Asparagus: A Sure Sign of Spring
Springtime is synonymous with asparagus. After the long winter, the dormant energy of the asparagus plant shoots upward, cracking open the soil in search of sunlight. For asparagus aficionados, the weeks when local asparagus comes in season can be a festival of sorts. In fact, “Spargel” season in Germany is an annual celebration, with the fat, white spears appearing on menus everywhere.
Like many vegetables, the spread of asparagus can be traced back to the ancient Romans and writings from the 1st century AD described asparagus as being “three to the pound” because the spears were so fat.
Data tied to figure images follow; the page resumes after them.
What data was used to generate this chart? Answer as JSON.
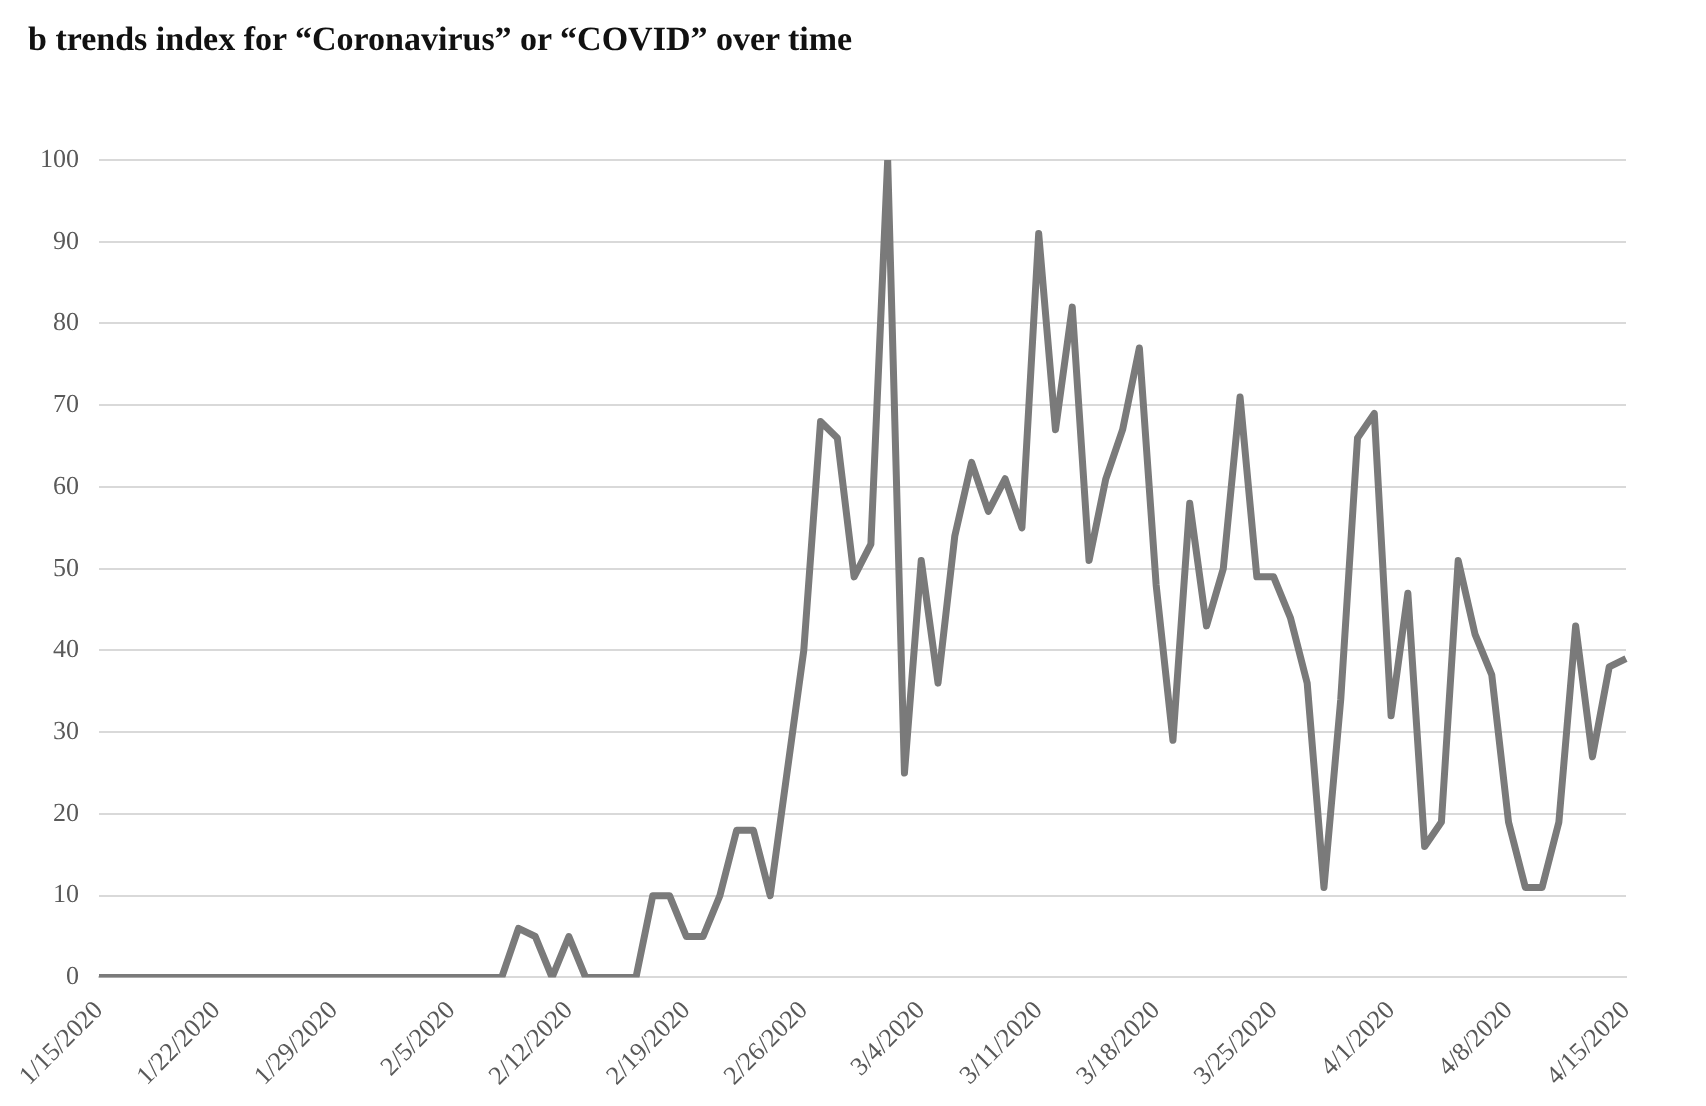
{
  "chart_data": {
    "type": "line",
    "title": "b trends index for “Coronavirus” or “COVID” over time",
    "categories": [
      "1/15/2020",
      null,
      null,
      null,
      null,
      null,
      null,
      "1/22/2020",
      null,
      null,
      null,
      null,
      null,
      null,
      "1/29/2020",
      null,
      null,
      null,
      null,
      null,
      null,
      "2/5/2020",
      null,
      null,
      null,
      null,
      null,
      null,
      "2/12/2020",
      null,
      null,
      null,
      null,
      null,
      null,
      "2/19/2020",
      null,
      null,
      null,
      null,
      null,
      null,
      "2/26/2020",
      null,
      null,
      null,
      null,
      null,
      null,
      "3/4/2020",
      null,
      null,
      null,
      null,
      null,
      null,
      "3/11/2020",
      null,
      null,
      null,
      null,
      null,
      null,
      "3/18/2020",
      null,
      null,
      null,
      null,
      null,
      null,
      "3/25/2020",
      null,
      null,
      null,
      null,
      null,
      null,
      "4/1/2020",
      null,
      null,
      null,
      null,
      null,
      null,
      "4/8/2020",
      null,
      null,
      null,
      null,
      null,
      null,
      "4/15/2020"
    ],
    "series": [
      {
        "color": "#7a7a7a",
        "values": [
          0,
          0,
          0,
          0,
          0,
          0,
          0,
          0,
          0,
          0,
          0,
          0,
          0,
          0,
          0,
          0,
          0,
          0,
          0,
          0,
          0,
          0,
          0,
          0,
          0,
          6,
          5,
          0,
          5,
          0,
          0,
          0,
          0,
          10,
          10,
          5,
          5,
          10,
          18,
          18,
          10,
          25,
          40,
          68,
          66,
          49,
          53,
          100,
          25,
          51,
          36,
          54,
          63,
          57,
          61,
          55,
          91,
          67,
          82,
          51,
          61,
          67,
          77,
          48,
          29,
          58,
          43,
          50,
          71,
          49,
          49,
          44,
          36,
          11,
          34,
          66,
          69,
          32,
          47,
          16,
          19,
          51,
          42,
          37,
          19,
          11,
          11,
          19,
          43,
          27,
          38,
          39
        ]
      }
    ],
    "ylim": [
      0,
      100
    ],
    "yticks": [
      0,
      10,
      20,
      30,
      40,
      50,
      60,
      70,
      80,
      90,
      100
    ],
    "grid": "y",
    "marker": "none",
    "line_style": "solid",
    "legend": false
  }
}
The debate over whether fat or thin spears are preferable continues to this day, with some devotees preferring thin, some thick.
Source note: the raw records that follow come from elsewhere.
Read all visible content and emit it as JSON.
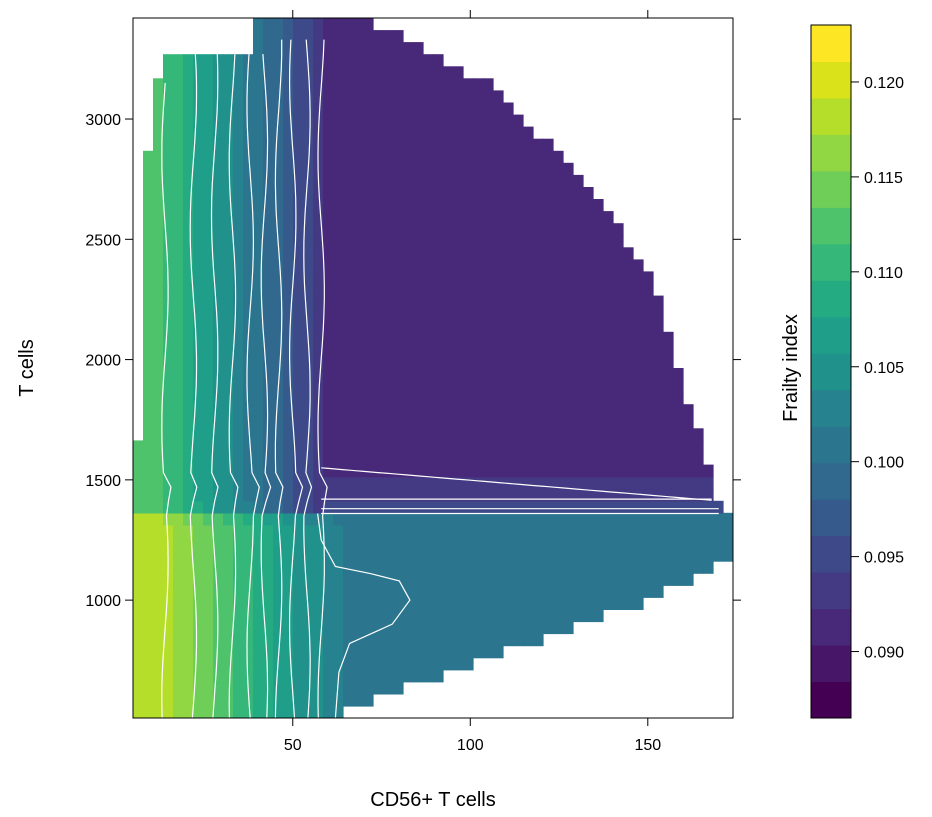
{
  "chart_data": {
    "type": "heatmap",
    "title": "",
    "xlabel": "CD56+ T cells",
    "ylabel": "T cells",
    "xlim": [
      5,
      174
    ],
    "ylim": [
      510,
      3420
    ],
    "xticks": [
      50,
      100,
      150
    ],
    "yticks": [
      1000,
      1500,
      2000,
      2500,
      3000
    ],
    "grid": false,
    "colorbar": {
      "label": "Frailty index",
      "range": [
        0.0865,
        0.123
      ],
      "levels": 17,
      "ticks": [
        0.09,
        0.095,
        0.1,
        0.105,
        0.11,
        0.115,
        0.12
      ],
      "tick_labels": [
        "0.090",
        "0.095",
        "0.100",
        "0.105",
        "0.110",
        "0.115",
        "0.120"
      ]
    },
    "palette": "viridis",
    "colors": [
      "#440154",
      "#481668",
      "#482878",
      "#443983",
      "#3e4989",
      "#375a8c",
      "#31688e",
      "#2b758e",
      "#26828e",
      "#21918c",
      "#1f9e89",
      "#25ab82",
      "#35b779",
      "#4ec36b",
      "#6ece58",
      "#90d743",
      "#b5de2b",
      "#dae319",
      "#fde725"
    ],
    "contour_color": "#ffffff",
    "regions": {
      "low_left": [
        [
          5,
          510
        ],
        [
          5,
          1360
        ],
        [
          63,
          1360
        ],
        [
          63,
          510
        ]
      ],
      "high_right": [
        [
          58,
          1400
        ],
        [
          58,
          3420
        ],
        [
          70,
          3420
        ],
        [
          105,
          3150
        ],
        [
          135,
          2700
        ],
        [
          152,
          2300
        ],
        [
          160,
          1900
        ],
        [
          166,
          1600
        ],
        [
          170,
          1400
        ]
      ],
      "lower_band": [
        [
          63,
          510
        ],
        [
          63,
          1360
        ],
        [
          174,
          1360
        ],
        [
          174,
          1180
        ],
        [
          150,
          1000
        ],
        [
          105,
          760
        ],
        [
          75,
          600
        ],
        [
          60,
          510
        ]
      ]
    },
    "contours": {
      "vertical": [
        {
          "x": 14,
          "value": 0.118
        },
        {
          "x": 22,
          "value": 0.116
        },
        {
          "x": 28,
          "value": 0.114
        },
        {
          "x": 33,
          "value": 0.112
        },
        {
          "x": 38,
          "value": 0.11
        },
        {
          "x": 42,
          "value": 0.108
        },
        {
          "x": 46,
          "value": 0.106
        },
        {
          "x": 50,
          "value": 0.104
        },
        {
          "x": 54,
          "value": 0.102
        },
        {
          "x": 58,
          "value": 0.1
        }
      ],
      "horizontal": [
        {
          "y": 1550,
          "value": 0.094
        },
        {
          "y": 1420,
          "value": 0.096
        },
        {
          "y": 1380,
          "value": 0.098
        },
        {
          "y": 1360,
          "value": 0.099
        }
      ]
    }
  }
}
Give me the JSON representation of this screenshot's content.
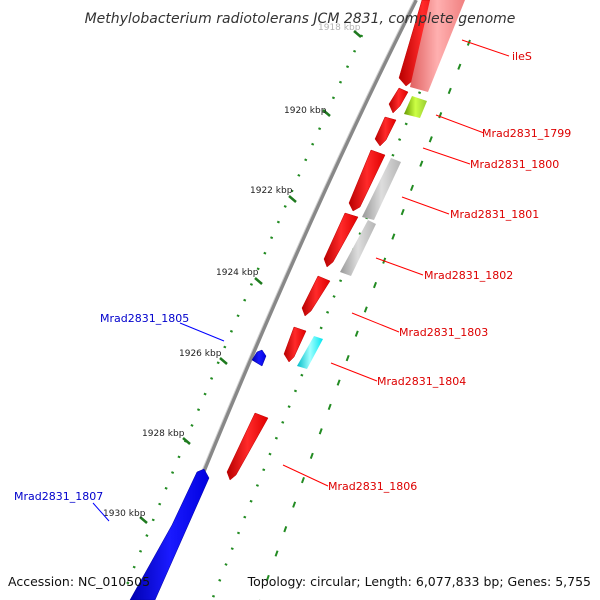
{
  "title": "Methylobacterium radiotolerans JCM 2831, complete genome",
  "accession": "Accession: NC_010505",
  "topology": "Topology: circular; Length: 6,077,833 bp; Genes: 5,755",
  "ticks": [
    "1918 kbp",
    "1920 kbp",
    "1922 kbp",
    "1924 kbp",
    "1926 kbp",
    "1928 kbp",
    "1930 kbp"
  ],
  "genes": [
    {
      "name": "ileS",
      "strand": "reverse",
      "color": "#ff0000"
    },
    {
      "name": "Mrad2831_1799",
      "strand": "reverse",
      "color": "#ff0000"
    },
    {
      "name": "Mrad2831_1800",
      "strand": "reverse",
      "color": "#ff0000"
    },
    {
      "name": "Mrad2831_1801",
      "strand": "reverse",
      "color": "#ff0000"
    },
    {
      "name": "Mrad2831_1802",
      "strand": "reverse",
      "color": "#ff0000"
    },
    {
      "name": "Mrad2831_1803",
      "strand": "reverse",
      "color": "#ff0000"
    },
    {
      "name": "Mrad2831_1804",
      "strand": "reverse",
      "color": "#ff0000"
    },
    {
      "name": "Mrad2831_1805",
      "strand": "forward",
      "color": "#0000ff"
    },
    {
      "name": "Mrad2831_1806",
      "strand": "reverse",
      "color": "#ff0000"
    },
    {
      "name": "Mrad2831_1807",
      "strand": "forward",
      "color": "#0000ff"
    }
  ],
  "colors": {
    "forward": "#0000ff",
    "reverse": "#ff0000",
    "backbone": "#888888",
    "track_dots": "#228b22",
    "gray_track": "#bbbbbb",
    "green_track": "#99cc33",
    "cyan_track": "#00e5ee",
    "pink_track": "#f08080"
  }
}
In Germany, France and Belgium, fat white asparagus has long been preferred—the most prized spears are a little over an inch thick! To keep it white, growers must pile dirt on the emerging spears to keep them from exposure to the sun. This is labor intensive, so white asparagus is always more expensive. The lack of color (and some would say, flavor) of white asparagus is also a sign of fewer nutrients, as it doesn’t get to concentrate all the antioxidant pigments that it would growing in the sun.
Both white and green asparagus are rich in folic acid, with a 5.3 ounce serving providing 60% of the recommended daily allowance (RDA). Folic acid is important for the liver and to prevent neural tube defects in babies in the womb. More recently, studies show that it keeps our brains healthy as we age. Asparagus is also a good source of potassium, with 400 mg per serving.
So when you pick up your bunch of asparagus, how do you prepare it? The French way would be to peel the lower half of the fattest spears you can find, steam them standing up in a special steamer and serve them whole with a rich hollandaise sauce (a thick sauce made from egg yolks, lemon juice and butter). Belgians like to mash asparagus with boiled eggs and lemon. I’m partial to roasting or grilling, because the high heat concentrates the asparagus essence. Toss asparagus spears with olive oil and roast or broil them until the tips start to curl and brown, then sprinkle with coarse salt and cracked pepper. On the grill, you may want to invest in a grill tray or pan that will keep them from falling into the fire. You can also place the oiled spears directly on the grate; just stay close and turn carefully—they will cook quickly.
In many dishes, snapping off the tough base, chopping the mid-stalk and then reserving the tips for garnish is in order. A fine soup can be made by simmering the bottoms in water for a stock, then sautéing the chopped middles with onions and pureeing. Float the blanched tips on each bowl of soup. Asparagus makes a great addition to pastas, quiches and frittatas as well—it can be added or substituted for other vegetables in most any of these; as with the soup, displaying the tips on top gives these dishes a visual flourish. Asparagus also makes a flavorful pizza topping—pair it with goat cheese or caramelized onions or bacon or prosciutto.
While asparagus is most commonly eaten cooked, it's also quite good raw. In Italy ultra-fresh spears are thinly sliced on the diagonal (fat spears are traditionally used) and dressed with vinaigrette for a simple salad. For a seasonal appetizer, peel the stems and serve asparagus as a delightful dipper.
Go ahead, have an asparagus themed potluck, and revel in the freshest asparagus—from salad to soup, pizza and pasta, the sky's the limit.